On the other hand, this homemade vegan palak paneer is full of flavour and it’s actually very healthy. You’re looking at a dish that has a ton of spinach, organic tofu instead of paneer cheese, there’s a minimal amount of oil, and as with all our recipes, only wholesome plant-based ingredients are used. What a great way to enjoy a tasty, nutrient-rich meal and support your health and wellbeing all at the same time.
If you like the sound and look of this recipe for Palak Vegan Paneer, you might also enjoy the following Indian cuisine inspired dishes:
- Vegan Okra Recipe – Bhindi Masala
- Light Vegan Chana Masala
- Cauliflower “Rice”, Indian Style
- Ayurvedic Kitchari
PALAK VEGAN "PANEER"
For Tofu Paneer
For the Spinach (Palak) Sauce
- 2 tbsp coconut oil
- 1 tsp cumin seeds
- 1 large onion peeled and diced
- 4-5 cloves of garlic minced
- 2 " piece of fresh ginger
- 2 tomatoes diced
- 6-8 cups fresh spinach
- 2 tsp ground coriander
- 1 tsp ground cumin
- 1/2 tsp garam masala
- 1/4 tsp red chilli powder
- 1 can/15 oz coconut milk full or reduced-fat as desired
- salt to taste
Make the Tofu Paneer
- Preheat the oven to 400° F or 200° C.
- Add the lemon juice, cumin, masala, cayenne, salt and nutritional yeast to a bowl. Stir to combine. This should form a thin paste.

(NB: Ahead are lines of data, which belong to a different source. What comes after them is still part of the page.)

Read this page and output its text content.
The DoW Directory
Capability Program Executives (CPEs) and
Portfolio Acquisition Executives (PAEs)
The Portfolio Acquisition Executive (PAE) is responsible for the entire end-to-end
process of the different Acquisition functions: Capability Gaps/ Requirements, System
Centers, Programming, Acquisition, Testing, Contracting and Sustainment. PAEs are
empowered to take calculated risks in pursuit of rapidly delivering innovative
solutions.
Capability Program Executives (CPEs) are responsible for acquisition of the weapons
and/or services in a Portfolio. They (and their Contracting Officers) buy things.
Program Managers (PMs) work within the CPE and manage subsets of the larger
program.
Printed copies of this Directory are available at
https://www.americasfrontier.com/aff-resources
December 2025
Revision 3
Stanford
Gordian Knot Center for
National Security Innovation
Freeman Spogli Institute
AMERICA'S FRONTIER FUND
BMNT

- Cube the tofu and add it to the mixing bowl with the paste. Gently fold to combine, being careful not to break up the tofu.

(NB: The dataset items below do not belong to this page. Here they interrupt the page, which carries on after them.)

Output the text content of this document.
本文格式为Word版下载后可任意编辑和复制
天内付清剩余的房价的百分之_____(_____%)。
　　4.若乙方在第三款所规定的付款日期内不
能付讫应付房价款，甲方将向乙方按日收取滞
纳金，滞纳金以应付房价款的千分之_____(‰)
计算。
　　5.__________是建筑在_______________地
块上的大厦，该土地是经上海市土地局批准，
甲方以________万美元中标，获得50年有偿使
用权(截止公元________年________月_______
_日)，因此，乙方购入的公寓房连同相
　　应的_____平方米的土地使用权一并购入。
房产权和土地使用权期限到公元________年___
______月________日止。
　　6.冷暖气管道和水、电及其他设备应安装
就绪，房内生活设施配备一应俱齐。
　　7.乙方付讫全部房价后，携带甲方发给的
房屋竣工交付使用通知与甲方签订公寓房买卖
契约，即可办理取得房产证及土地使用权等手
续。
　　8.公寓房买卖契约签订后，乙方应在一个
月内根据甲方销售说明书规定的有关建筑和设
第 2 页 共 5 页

- Place the tofu cubes on a lined baking sheet. Tip: Avoid getting any extra juice on the baking sheet, as this could cause the tofu to crumble.
- Bake in preheated oven for 20 minutes. When finished the cubes should be lightly crisped on the outside, but still soft on the inside. Set aside until you are ready to add the tofu to the spinach.
For the Palak Sauce
- Heat oil in a deep skillet and add the cumin seeds.

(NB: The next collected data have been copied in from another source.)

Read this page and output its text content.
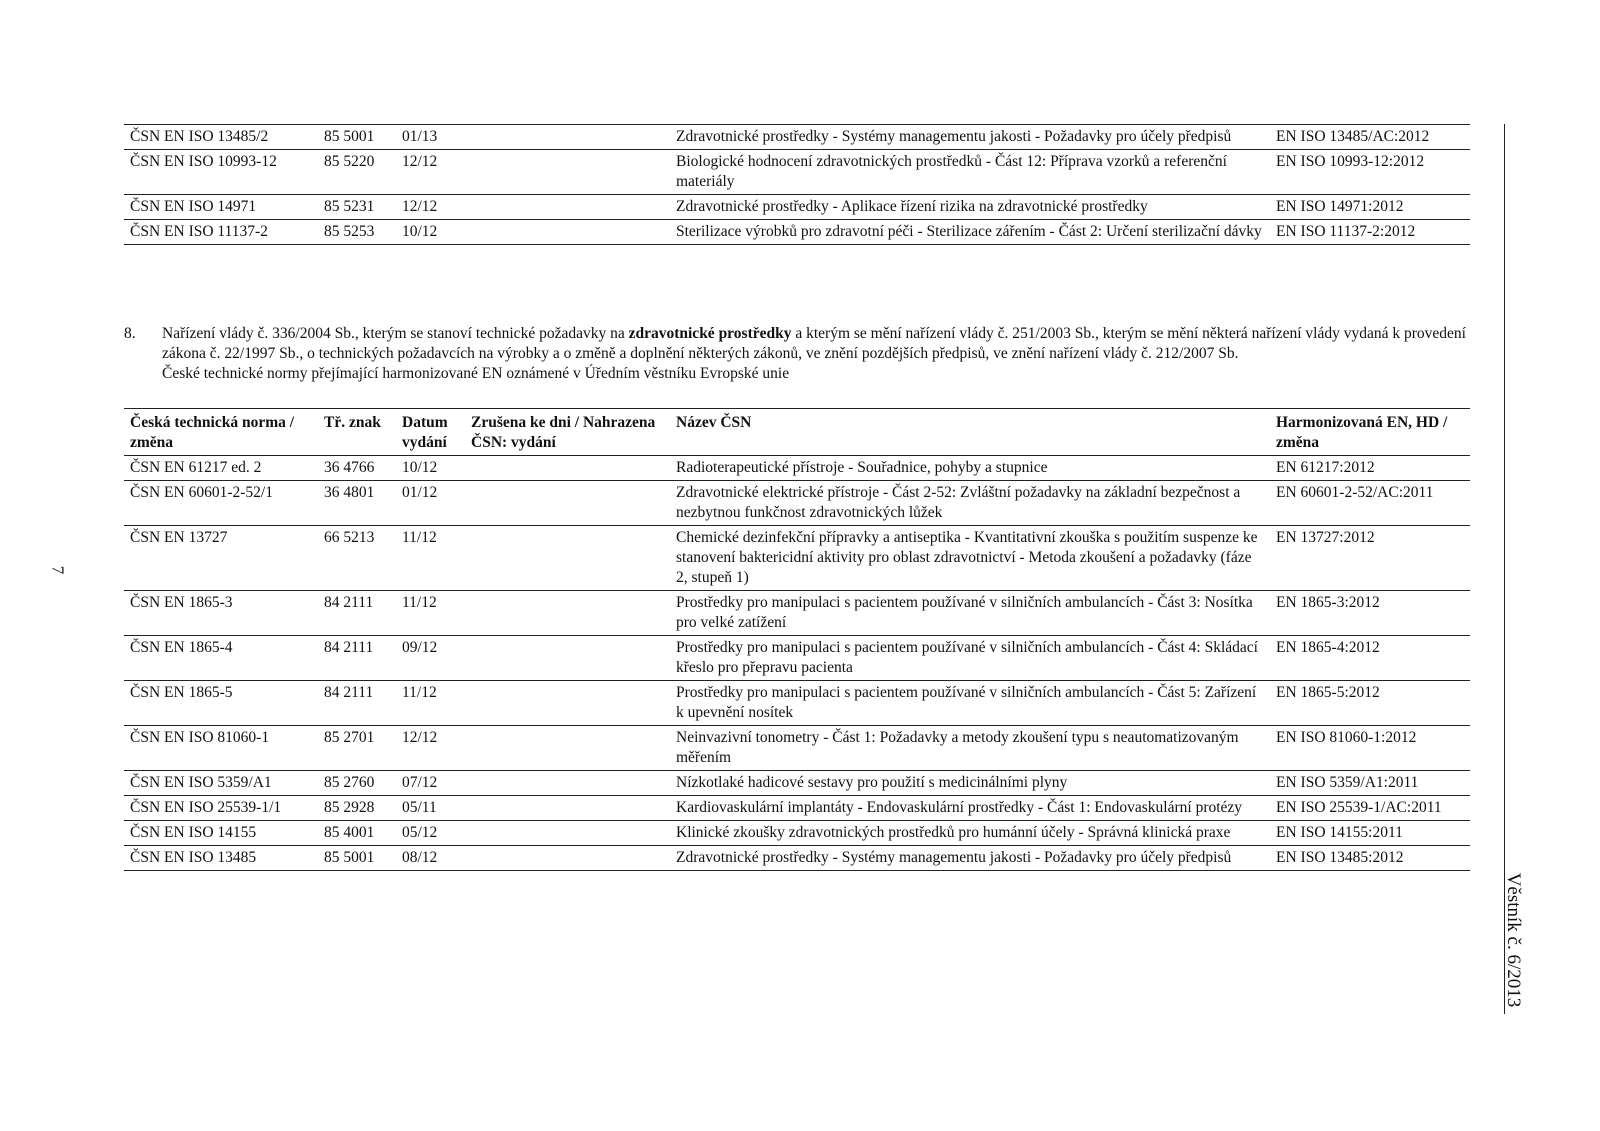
7
ČSN EN ISO 13485/2	85 5001	01/13		Zdravotnické prostředky - Systémy managementu jakosti - Požadavky pro účely předpisů	EN ISO 13485/AC:2012
ČSN EN ISO 10993-12	85 5220	12/12		Biologické hodnocení zdravotnických prostředků - Část 12: Příprava vzorků a referenční materiály	EN ISO 10993-12:2012
ČSN EN ISO 14971	85 5231	12/12		Zdravotnické prostředky - Aplikace řízení rizika na zdravotnické prostředky	EN ISO 14971:2012
ČSN EN ISO 11137-2	85 5253	10/12		Sterilizace výrobků pro zdravotní péči - Sterilizace zářením - Část 2: Určení sterilizační dávky	EN ISO 11137-2:2012
8.	Nařízení vlády č. 336/2004 Sb., kterým se stanoví technické požadavky na zdravotnické prostředky a kterým se mění nařízení vlády č. 251/2003 Sb., kterým se mění některá nařízení vlády vydaná k provedení zákona č. 22/1997 Sb., o technických požadavcích na výrobky a o změně a doplnění některých zákonů, ve znění pozdějších předpisů, ve znění nařízení vlády č. 212/2007 Sb.
České technické normy přejímající harmonizované EN oznámené v Úředním věstníku Evropské unie
Česká technická norma / změna	Tř. znak	Datum vydání	Zrušena ke dni / Nahrazena ČSN: vydání	Název ČSN	Harmonizovaná EN, HD / změna
ČSN EN 61217 ed. 2	36 4766	10/12		Radioterapeutické přístroje - Souřadnice, pohyby a stupnice	EN 61217:2012
ČSN EN 60601-2-52/1	36 4801	01/12		Zdravotnické elektrické přístroje - Část 2-52: Zvláštní požadavky na základní bezpečnost a nezbytnou funkčnost zdravotnických lůžek	EN 60601-2-52/AC:2011
ČSN EN 13727	66 5213	11/12		Chemické dezinfekční přípravky a antiseptika - Kvantitativní zkouška s použitím suspenze ke stanovení baktericidní aktivity pro oblast zdravotnictví - Metoda zkoušení a požadavky (fáze 2, stupeň 1)	EN 13727:2012
ČSN EN 1865-3	84 2111	11/12		Prostředky pro manipulaci s pacientem používané v silničních ambulancích - Část 3: Nosítka pro velké zatížení	EN 1865-3:2012
ČSN EN 1865-4	84 2111	09/12		Prostředky pro manipulaci s pacientem používané v silničních ambulancích - Část 4: Skládací křeslo pro přepravu pacienta	EN 1865-4:2012
ČSN EN 1865-5	84 2111	11/12		Prostředky pro manipulaci s pacientem používané v silničních ambulancích - Část 5: Zařízení k upevnění nosítek	EN 1865-5:2012
ČSN EN ISO 81060-1	85 2701	12/12		Neinvazivní tonometry - Část 1: Požadavky a metody zkoušení typu s neautomatizovaným měřením	EN ISO 81060-1:2012
ČSN EN ISO 5359/A1	85 2760	07/12		Nízkotlaké hadicové sestavy pro použití s medicinálními plyny	EN ISO 5359/A1:2011
ČSN EN ISO 25539-1/1	85 2928	05/11		Kardiovaskulární implantáty - Endovaskulární prostředky - Část 1: Endovaskulární protézy	EN ISO 25539-1/AC:2011
ČSN EN ISO 14155	85 4001	05/12		Klinické zkoušky zdravotnických prostředků pro humánní účely - Správná klinická praxe	EN ISO 14155:2011
ČSN EN ISO 13485	85 5001	08/12		Zdravotnické prostředky - Systémy managementu jakosti - Požadavky pro účely předpisů	EN ISO 13485:2012
Věstník č. 6/2013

- Once it splutters add onions and saute until slightly golden.
- Add ginger and garlic and saute until the raw smell disappears.
- Place the onion spice mixture into a high-speed blender together with remaining sauce ingredients (spinach, tomatoes, spices and coconut milk). Tip: Leave aside a tablespoon or two of the coconut milk to use later as a garnish.
- Blend until well combined.
- Pour the sauce mixture back into the skillet and simmer over low heat for 15 minutes.
- Add the tofu paneer and simmer another 5 minutes.
- Drizzle coconut cream over the top and serve with brown basmati rice or quinoa.
Coconut milk in a can will often form a hard mass at the top. Just break it up with a fork and stir to combine with the liquid.
If you like aromatic rice or quinoa to go along with your dish, add 3-4 cardamom pods to the pot while cooking.